The U.S. Food and Drug Administration's (FDA) approval of Biogen and Eisai’s Alzheimer’s disease drug Leqembi is likely to drive changes in the apolipoprotein E (APOE) testing market, according to an article in GenomeWeb.
When the FDA awarded accelerated approval to Leqembi earlier this year, the agency advised doctors to consider testing for APOE4 to inform the risk of developing a key side effect. The advice was based on clinical data showing that four of the five patients who had symptomatic amyloid-related imaging abnormalities (ARIA) in a clinical trial had two copies of APOE4.
The advice fell short of a requirement to test for APOE4 status before starting patients on Leqembi, but the label could still drive more patients to get tested. However, there are gaps in the APOE testing and the lack of a support system.
Companies including 23andMe offer direct-to-consumer tests for APOE4, a genetic variant associated with increased risk of Alzheimer’s, but the FDA has yet to approve a test for assessing ARIA risk in patients taking Leqembi.
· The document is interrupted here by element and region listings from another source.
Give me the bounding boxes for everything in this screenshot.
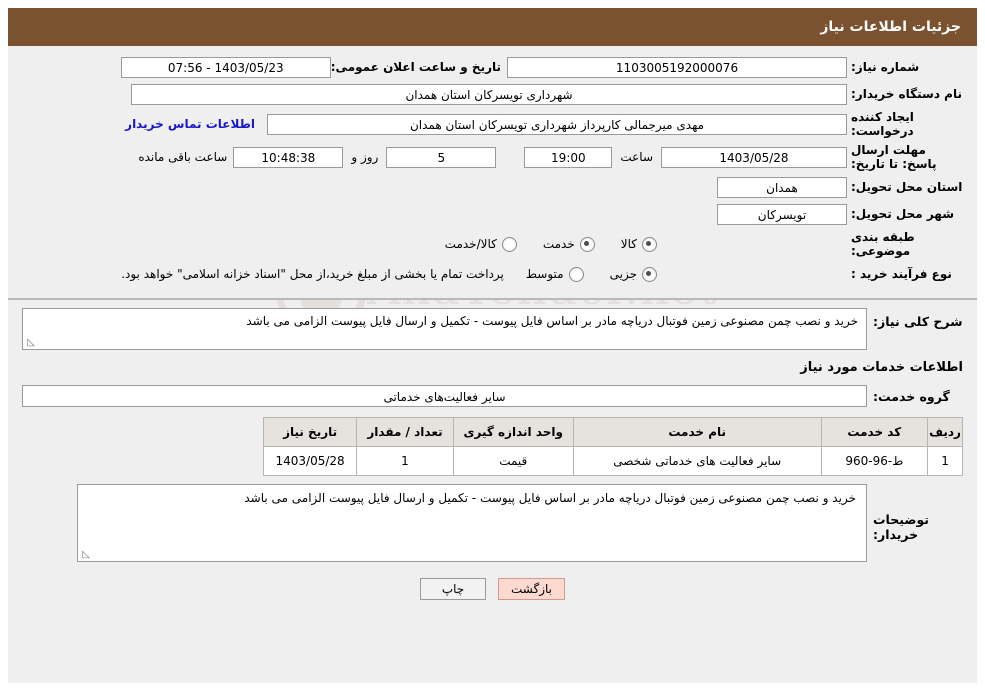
- need-number-value: 1103005192000076: [507, 56, 847, 78]
- province-label: استان محل تحویل:: [851, 180, 963, 194]
- items-table: ردیف کد خدمت نام خدمت واحد اندازه گیری ت…: [262, 417, 963, 476]
- deadline-date-value: 1403/05/28: [661, 146, 847, 168]
- radio-icon[interactable]: [501, 236, 517, 252]
- buyer-org-value: شهرداری تویسرکان استان همدان: [131, 83, 847, 105]
- back-button[interactable]: بازگشت: [498, 578, 565, 600]
- category-option-label: خدمت: [542, 237, 575, 251]
- th-need-date: تاریخ نیاز: [262, 417, 358, 447]
- remaining-time-value: 10:48:38: [233, 146, 344, 168]
- cell-service-code: ط-96-960: [820, 446, 929, 476]
- purchase-type-option-label: متوسط: [525, 267, 564, 281]
- resize-handle-icon[interactable]: ◺: [80, 550, 90, 560]
- general-desc-label: شرح کلی نیاز:: [873, 314, 963, 329]
- row-creator: ایجاد کننده درخواست: مهدی میرجمالی کارپر…: [22, 110, 963, 138]
- purchase-type-label: نوع فرآیند خرید :: [851, 267, 952, 281]
- services-section-title: اطلاعات خدمات مورد نیاز: [800, 360, 963, 375]
- city-value: تویسرکان: [717, 203, 847, 225]
- service-group-label: گروه خدمت:: [873, 388, 950, 404]
- purchase-note: پرداخت تمام یا بخشی از مبلغ خرید،از محل …: [121, 267, 504, 281]
- creator-label: ایجاد کننده درخواست:: [851, 110, 914, 138]
- buyer-notes-row: توضیحات خریدار: خرید و نصب چمن مصنوعی زم…: [22, 484, 963, 562]
- print-button[interactable]: چاپ: [420, 578, 486, 600]
- public-announce-label: تاریخ و ساعت اعلان عمومی:: [330, 60, 501, 74]
- need-number-label: شماره نیاز:: [851, 60, 920, 74]
- creator-value: مهدی میرجمالی کارپرداز شهرداری تویسرکان …: [267, 113, 847, 135]
- public-announce-value: 1403/05/23 - 07:56: [120, 56, 331, 78]
- radio-icon[interactable]: [642, 266, 657, 282]
- page-title: جزئیات اطلاعات نیاز: [820, 19, 961, 35]
- buyer-notes-label: توضیحات خریدار:: [873, 512, 929, 542]
- remaining-time-label: ساعت باقی مانده: [138, 150, 228, 164]
- th-row-no: ردیف: [927, 417, 963, 447]
- table-row: 1 ط-96-960 سایر فعالیت های خدماتی شخصی ق…: [262, 446, 963, 476]
- buyer-notes-value: خرید و نصب چمن مصنوعی زمین فوتبال دریاچه…: [244, 491, 856, 505]
- radio-icon[interactable]: [642, 236, 657, 252]
- radio-icon[interactable]: [568, 266, 584, 282]
- buyer-contact-link[interactable]: اطلاعات تماس خریدار: [125, 117, 255, 131]
- page-header: جزئیات اطلاعات نیاز: [8, 8, 977, 46]
- service-group-value: سایر فعالیت‌های خدماتی: [22, 385, 867, 407]
- th-quantity: تعداد / مقدار: [356, 417, 454, 447]
- radio-icon[interactable]: [579, 236, 595, 252]
- th-unit: واحد اندازه گیری: [452, 417, 574, 447]
- row-province: استان محل تحویل: همدان: [22, 176, 963, 198]
- cell-need-date: 1403/05/28: [262, 446, 358, 476]
- cell-service-name: سایر فعالیت های خدماتی شخصی: [572, 446, 822, 476]
- th-service-code: کد خدمت: [820, 417, 929, 447]
- purchase-type-radio-group: جزیی متوسط: [525, 266, 657, 282]
- purchase-type-option-label: جزیی: [609, 267, 637, 281]
- category-option-label: کالا/خدمت: [444, 237, 497, 251]
- row-need-number: شماره نیاز: 1103005192000076 تاریخ و ساع…: [22, 56, 963, 78]
- row-city: شهر محل تحویل: تویسرکان: [22, 203, 963, 225]
- general-desc-textarea[interactable]: خرید و نصب چمن مصنوعی زمین فوتبال دریاچه…: [22, 308, 867, 350]
- purchase-type-option-jozee[interactable]: جزیی: [609, 266, 657, 282]
- deadline-hour-label: ساعت: [620, 150, 653, 164]
- table-header-row: ردیف کد خدمت نام خدمت واحد اندازه گیری ت…: [262, 417, 963, 447]
- general-desc-row: شرح کلی نیاز: خرید و نصب چمن مصنوعی زمین…: [22, 308, 963, 350]
- cell-quantity: 1: [356, 446, 454, 476]
- purchase-type-option-motevaset[interactable]: متوسط: [525, 266, 584, 282]
- category-option-kala[interactable]: کالا: [620, 236, 657, 252]
- resize-handle-icon[interactable]: ◺: [25, 338, 35, 348]
- need-info-panel: شماره نیاز: 1103005192000076 تاریخ و ساع…: [8, 46, 977, 300]
- deadline-label: مهلت ارسال پاسخ: تا تاریخ:: [851, 143, 937, 171]
- remaining-days-label: روز و: [351, 150, 379, 164]
- deadline-hour-value: 19:00: [524, 146, 613, 168]
- category-radio-group: کالا خدمت کالا/خدمت: [444, 236, 657, 252]
- row-purchase-type: نوع فرآیند خرید : جزیی متوسط پرداخت تمام…: [22, 263, 963, 285]
- footer-buttons: بازگشت چاپ: [22, 572, 963, 600]
- category-option-khedmat[interactable]: خدمت: [542, 236, 595, 252]
- cell-row-no: 1: [927, 446, 963, 476]
- main-section: شرح کلی نیاز: خرید و نصب چمن مصنوعی زمین…: [8, 300, 977, 600]
- service-group-row: گروه خدمت: سایر فعالیت‌های خدماتی: [22, 385, 963, 407]
- items-table-wrap: ردیف کد خدمت نام خدمت واحد اندازه گیری ت…: [22, 417, 963, 476]
- cell-unit: قیمت: [452, 446, 574, 476]
- row-deadline: مهلت ارسال پاسخ: تا تاریخ: 1403/05/28 سا…: [22, 143, 963, 171]
- page-root: جزئیات اطلاعات نیاز AnaTender.net شماره …: [0, 0, 985, 691]
- buyer-notes-textarea[interactable]: خرید و نصب چمن مصنوعی زمین فوتبال دریاچه…: [77, 484, 867, 562]
- row-category: طبقه بندی موضوعی: کالا خدمت کالا/خدمت: [22, 230, 963, 258]
- city-label: شهر محل تحویل:: [851, 207, 955, 221]
- province-value: همدان: [717, 176, 847, 198]
- category-option-label: کالا: [620, 237, 637, 251]
- category-option-kala-khedmat[interactable]: کالا/خدمت: [444, 236, 517, 252]
- category-label: طبقه بندی موضوعی:: [851, 230, 915, 258]
- th-service-name: نام خدمت: [572, 417, 822, 447]
- remaining-days-value: 5: [386, 146, 497, 168]
- buyer-org-label: نام دستگاه خریدار:: [851, 87, 962, 101]
- general-desc-value: خرید و نصب چمن مصنوعی زمین فوتبال دریاچه…: [246, 314, 858, 328]
- row-buyer-org: نام دستگاه خریدار: شهرداری تویسرکان استا…: [22, 83, 963, 105]
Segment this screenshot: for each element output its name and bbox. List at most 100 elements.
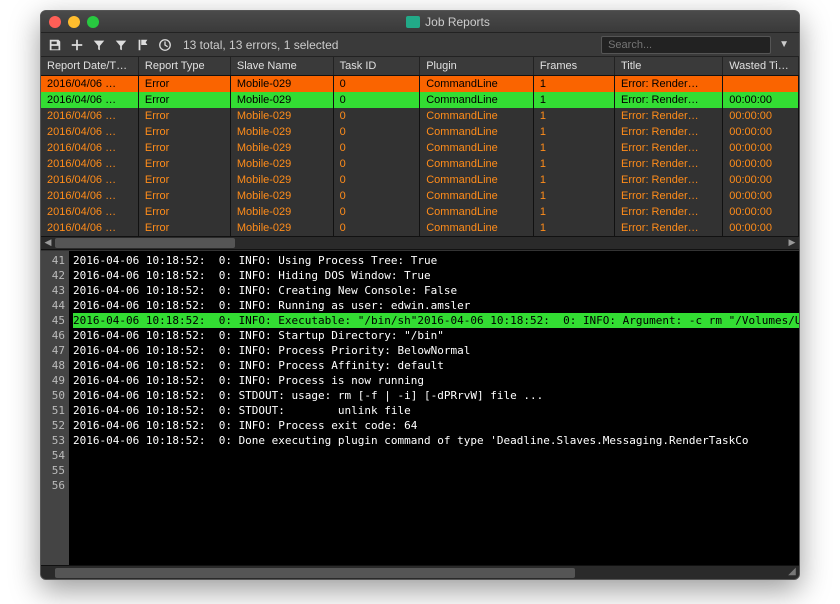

The U.S. Centers for Medicare and Medicaid Services has not created a national coverage policy for APOE4 testing yet, and the testing is generally not covered by Medicare administrative contractors.
Rebecca Edelmayer, senior director of scientific engagement at the Alzheimer's Association, expects the situation to change down the line, noting that with Leqembi only winning approval this year, “we are in a new phase right now and a new era of treatment.”
“It's likely that as we move through changes in our healthcare system associated with these new and novel treatments coming to market, it is going to take some time for the system to shift in a manner to streamline not only the diagnostic process but also the implementation and delivery of these treatments,” Edelmayer said.
Increased access to tests is only one part of what could change. Access to counseling is also an issue. If more people get tested for APOE4, they, and by extension their relatives, will learn whether the variant is found in their families. The shift could lead to more people learning they may be at increased risk of Alzheimer’s disease, and some experts are concerned about the lack of counseling offered to them with testing.